Which is excellent. But in India I never saw any evidence they brought that to their ministries. And Mother Theresa herself had some strange theological beliefs.
Ministries which minister and provide the Gospel are excellent. Just like the old AA used to do, and the old Salvation Army soup kitchens.
Your question baffles me.You are assuming that God does not work in hearts by Himself; that people have to be preached to to “get” Him.The cross on her chest and the love in her eyes spoke to them.
How do you know what was said to these starving people? What a negative thing to say.I’ll assume back at you..you are anti-Catholic.
Jesus is not magnified by her always visible cross?
Jesus talked to everybody, He didn’t just stand there looking majestic. The Apostles talked to everybody they didn’t just stand around waiting for someone to notice their changed demeanor.
We are “commanded” to go into the whole world and preach the gospel.
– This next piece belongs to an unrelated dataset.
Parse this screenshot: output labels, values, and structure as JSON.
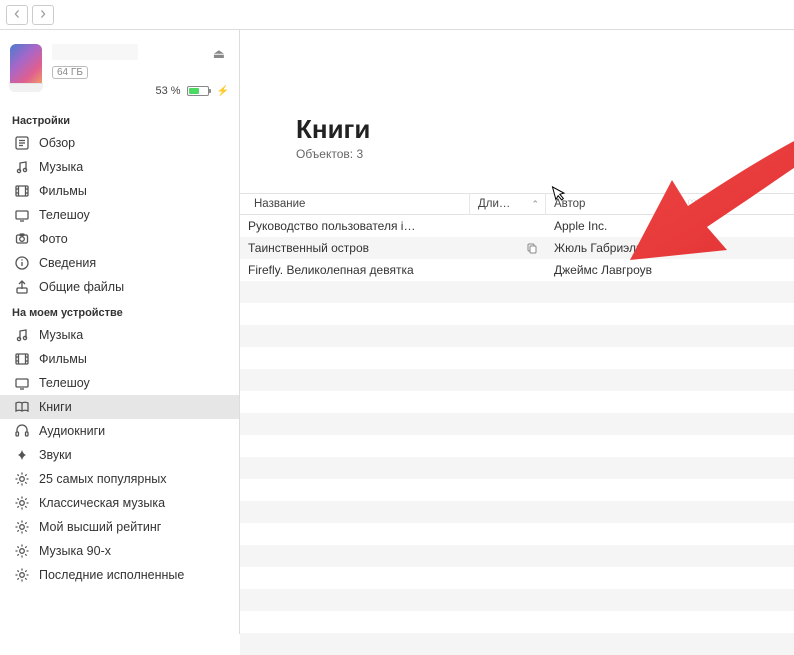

Preaching requires using the voice.
Lifestyle evangelism is code-word for “too scared to tell someone about Jesus”.
And there are millions of crosses on millions of steeples and millions of doors. But the only way to get people through those doors is to invite them, verbally.
You'll notice I posited a difference between "proselytism" and "evangelization," a difference which for the most part did not emerge until the late 20th century when laws in some countries started to proscribe the former, but not the latter, as a form of fraud or abuse.
(If anyone wants to jump in and say, "Hogwash, proselytism IS evangelization, check my dictionary here," please don't. I'm trying to differentiate between words in order to differentiate between our practical and moral evaluation of two distinguishable things. These are distinctions which did not emerge, on the legal level anyhow, until recent decades. There's some useful definition offered here, in an article which makes a distinction between "licit" and "illicit" proselytism; what they're calling "licit" proselytism, most of us would just call "evangelization.")
Long story short, there is an emerging concern that some missionaries, either explicitly or implicitly, make aid contingent upon a positive response to religious creedal statements. of the choice is --- to put it rarher brusquely --- "Say Amen and get badly needed aid, or object and get passed by," this is coercion and is objectionable on both moral and, increasingly, legal terms.
You can make that discussion, but I will ask you that question. Suppose, you are in a situation where you desperately need medical aid to help a child. Will you tell the hospital, Muslim operated and owned, that you are now a Muslim to get free medical care?
If somebody wants aid so badly they will fabricate a religious decision to get it, then more power to them. But if a NGO wishes to only give aid to those who accept their creedal position, that is THEIR RIGHT. It is their money and they can choose who to bestow it on.
and you know that she didn’t .This conversation amazes me in it’s condemnation of one who gave her whole life to the poor...for love of God.
In the hypothetical case you made of the Muslim hospital which would, even in a life or death situation, help only those who made a Muslim profession of faith, it is the hospital which would be guilty of illegal proselytization, and should lose their license to operate.
I think that is a legitimate use of law.
It is illegal, I believe, in the USA, or at least in most states, for hospital ER's to turn away people in life-or-death situations based on color, creed, nationality, or even ability to pay.